Lorenz Attractor

thingiverse

A 3D rendering of the Lorenz attractor emerges by traversing the parametric path multiple times around each loop and thickening it to form a solid shape. The design begins in Sage, where the program is exported as an X3D file. This resulting file is then edited in Blender to remove any artifacts left behind by Sage, such as a cube of lines surrounding the figure.
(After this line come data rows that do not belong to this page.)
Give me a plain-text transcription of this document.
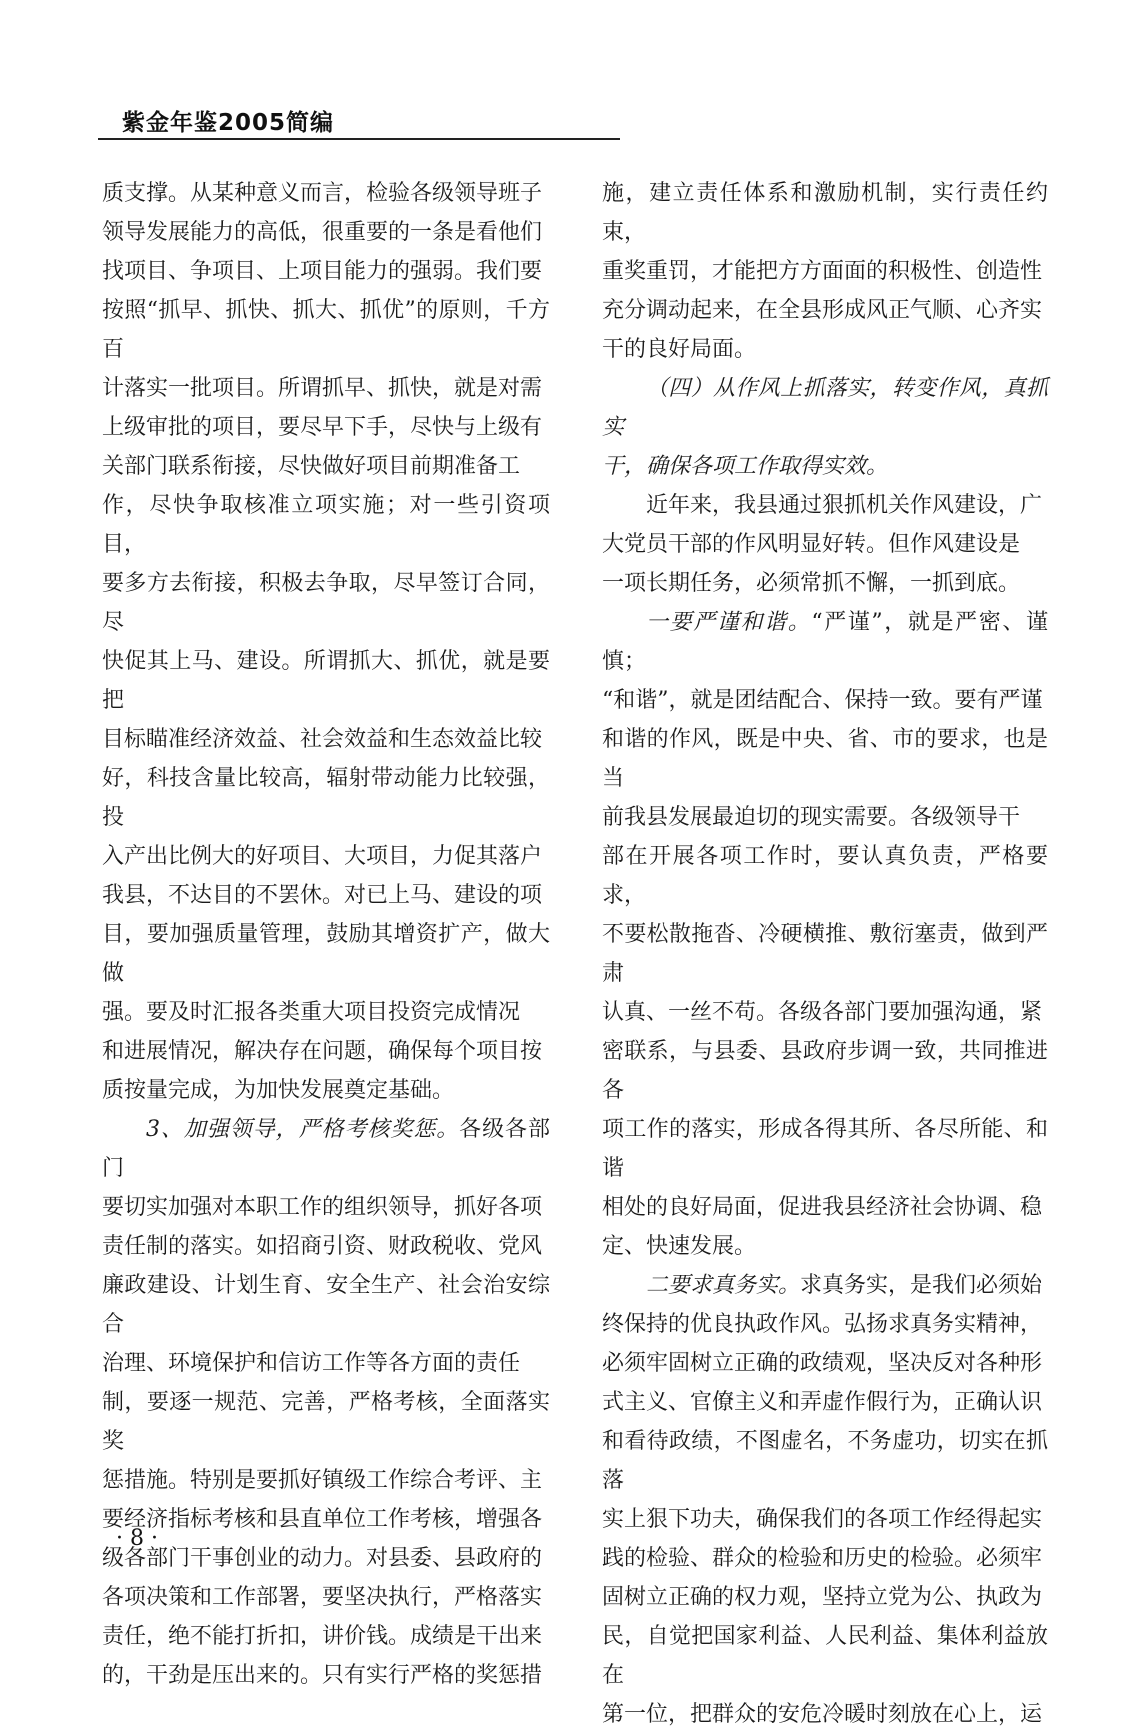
紫金年鉴2005简编

质支撑。从某种意义而言，检验各级领导班子
领导发展能力的高低，很重要的一条是看他们
找项目、争项目、上项目能力的强弱。我们要
按照“抓早、抓快、抓大、抓优”的原则，千方百
计落实一批项目。所谓抓早、抓快，就是对需
上级审批的项目，要尽早下手，尽快与上级有
关部门联系衔接，尽快做好项目前期准备工
作，尽快争取核准立项实施；对一些引资项目，
要多方去衔接，积极去争取，尽早签订合同，尽
快促其上马、建设。所谓抓大、抓优，就是要把
目标瞄准经济效益、社会效益和生态效益比较
好，科技含量比较高，辐射带动能力比较强，投
入产出比例大的好项目、大项目，力促其落户
我县，不达目的不罢休。对已上马、建设的项
目，要加强质量管理，鼓励其增资扩产，做大做
强。要及时汇报各类重大项目投资完成情况
和进展情况，解决存在问题，确保每个项目按
质按量完成，为加快发展奠定基础。

3、加强领导，严格考核奖惩。各级各部门
要切实加强对本职工作的组织领导，抓好各项
责任制的落实。如招商引资、财政税收、党风
廉政建设、计划生育、安全生产、社会治安综合
治理、环境保护和信访工作等各方面的责任
制，要逐一规范、完善，严格考核，全面落实奖
惩措施。特别是要抓好镇级工作综合考评、主
要经济指标考核和县直单位工作考核，增强各
级各部门干事创业的动力。对县委、县政府的
各项决策和工作部署，要坚决执行，严格落实
责任，绝不能打折扣，讲价钱。成绩是干出来
的，干劲是压出来的。只有实行严格的奖惩措

施，建立责任体系和激励机制，实行责任约束，
重奖重罚，才能把方方面面的积极性、创造性
充分调动起来，在全县形成风正气顺、心齐实
干的良好局面。

（四）从作风上抓落实，转变作风，真抓实
干，确保各项工作取得实效。

近年来，我县通过狠抓机关作风建设，广
大党员干部的作风明显好转。但作风建设是
一项长期任务，必须常抓不懈，一抓到底。

一要严谨和谐。“严谨”，就是严密、谨慎；
“和谐”，就是团结配合、保持一致。要有严谨
和谐的作风，既是中央、省、市的要求，也是当
前我县发展最迫切的现实需要。各级领导干
部在开展各项工作时，要认真负责，严格要求，
不要松散拖沓、冷硬横推、敷衍塞责，做到严肃
认真、一丝不苟。各级各部门要加强沟通，紧
密联系，与县委、县政府步调一致，共同推进各
项工作的落实，形成各得其所、各尽所能、和谐
相处的良好局面，促进我县经济社会协调、稳
定、快速发展。

二要求真务实。求真务实，是我们必须始
终保持的优良执政作风。弘扬求真务实精神，
必须牢固树立正确的政绩观，坚决反对各种形
式主义、官僚主义和弄虚作假行为，正确认识
和看待政绩，不图虚名，不务虚功，切实在抓落
实上狠下功夫，确保我们的各项工作经得起实
践的检验、群众的检验和历史的检验。必须牢
固树立正确的权力观，坚持立党为公、执政为
民，自觉把国家利益、人民利益、集体利益放在
第一位，把群众的安危冷暖时刻放在心上，运

· 8 ·
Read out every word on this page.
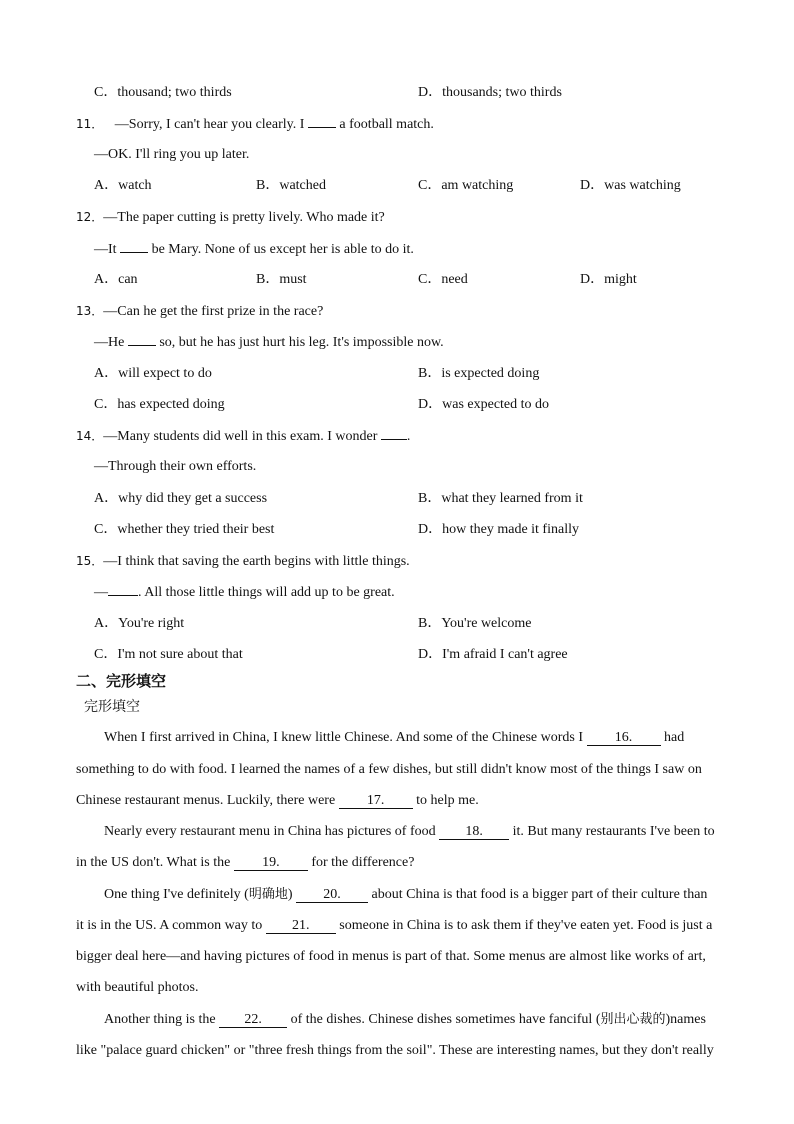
C．thousand; two thirds	D．thousands; two thirds
11． —Sorry, I can't hear you clearly. I	a football match.
—OK. I'll ring you up later.
A．watch	B．watched	C．am watching	D．was watching
12．—The paper cutting is pretty lively. Who made it?
—It	be Mary. None of us except her is able to do it.
A．can	B．must	C．need	D．might
13．—Can he get the first prize in the race?
—He	so, but he has just hurt his leg. It's impossible now.
A．will expect to do	B．is expected doing
C．has expected doing	D．was expected to do
14．—Many students did well in this exam. I wonder .
—Through their own efforts.
A．why did they get a success	B．what they learned from it
C．whether they tried their best	D．how they made it finally
15．—I think that saving the earth begins with little things.
— . All those little things will add up to be great.
A．You're right	B．You're welcome
C．I'm not sure about that	D．I'm afraid I can't agree
二、完形填空
完形填空
When I first arrived in China, I knew little Chinese. And some of the Chinese words I 16. had
something to do with food. I learned the names of a few dishes, but still didn't know most of the things I saw on
Chinese restaurant menus. Luckily, there were 17. to help me.
Nearly every restaurant menu in China has pictures of food 18. it. But many restaurants I've been to
in the US don't. What is the 19. for the difference?
One thing I've definitely (明确地) 20. about China is that food is a bigger part of their culture than
it is in the US. A common way to 21. someone in China is to ask them if they've eaten yet. Food is just a
bigger deal here—and having pictures of food in menus is part of that. Some menus are almost like works of art,
with beautiful photos.
Another thing is the 22. of the dishes. Chinese dishes sometimes have fanciful (别出心裁的)names
like "palace guard chicken" or "three fresh things from the soil". These are interesting names, but they don't really
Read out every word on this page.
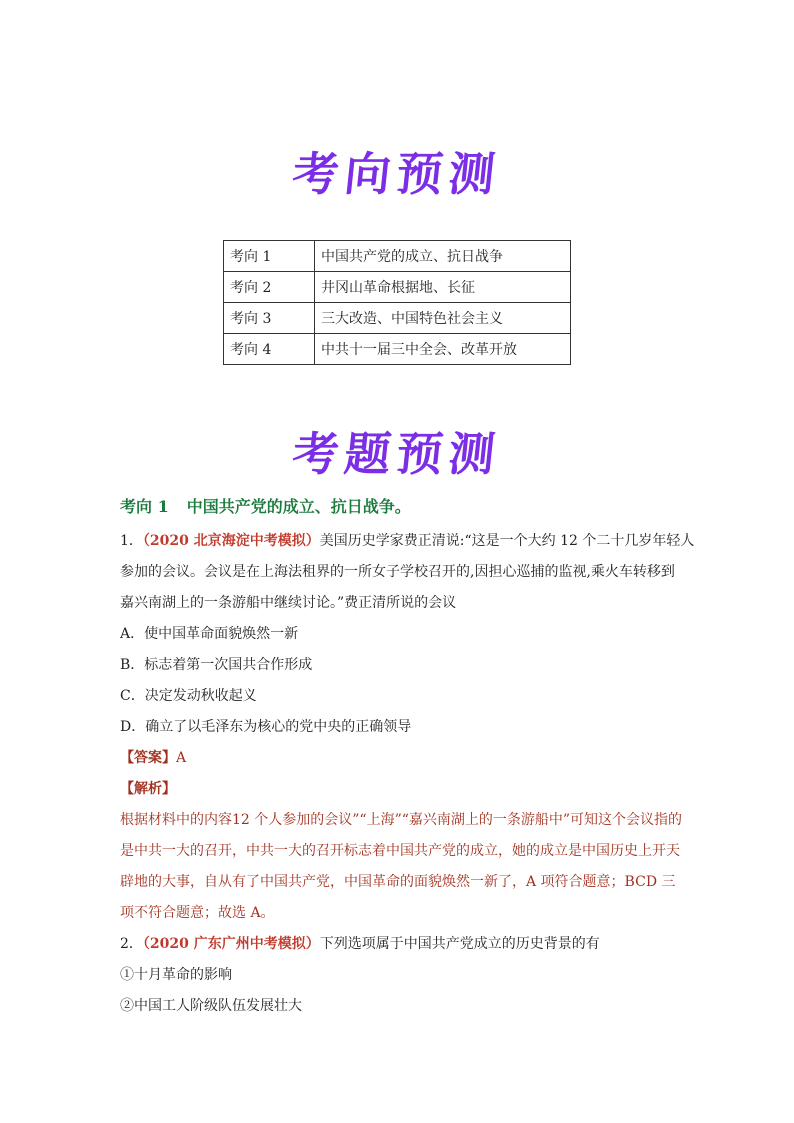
考向预测
考向 1	中国共产党的成立、抗日战争
考向 2	井冈山革命根据地、长征
考向 3	三大改造、中国特色社会主义
考向 4	中共十一届三中全会、改革开放
考题预测
考向 1 中国共产党的成立、抗日战争。
1．（2020 北京海淀中考模拟）美国历史学家费正清说:“这是一个大约 12 个二十几岁年轻人
参加的会议。会议是在上海法租界的一所女子学校召开的,因担心巡捕的监视,乘火车转移到
嘉兴南湖上的一条游船中继续讨论。”费正清所说的会议
A．使中国革命面貌焕然一新
B．标志着第一次国共合作形成
C．决定发动秋收起义
D．确立了以毛泽东为核心的党中央的正确领导
【答案】A
【解析】
根据材料中的内容12 个人参加的会议”“上海”“嘉兴南湖上的一条游船中”可知这个会议指的
是中共一大的召开，中共一大的召开标志着中国共产党的成立，她的成立是中国历史上开天
辟地的大事，自从有了中国共产党，中国革命的面貌焕然一新了，A 项符合题意；BCD 三
项不符合题意；故选 A。
2．（2020 广东广州中考模拟）下列选项属于中国共产党成立的历史背景的有
①十月革命的影响
②中国工人阶级队伍发展壮大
Next, the X3D file is exported again, this time as an STL file, which is imported into Cura. Here, the figure is scaled up because graph units in Sage are converted to millimeters in Cura. The figure is then situated on the print platform, and the STL file is exported once more to form the STL thing file. The Sage code used to generate this 3D model is as follows: x, y, z, t = var('x, y, z, t') sigma = 10 rho = 28 beta = 8 / 3 lorenz = [sigma * (y - x), x * (rho - z) - y, x * y - beta * z] s = desolve_system_rk4(lorenz, [x, y, z], ics=[0, 0, 1, 21.5], ivar=t, end_points=10, step=0.05) sol = [[q[1], q[2], q[3]] for q in s] p = Graphics() p += line3d(sol, thickness=27, corner_cutoff=0.05) p.show() As Sage is based on Python, be sure to check the line breaks carefully. This code utilizes the built-in Runge-Kutta version of the desolve() method. The outcome is a list of points providing a parametric representation of the solution curve, which is plotted here using line3d() with "thickness" set high enough to make the figure appear solid.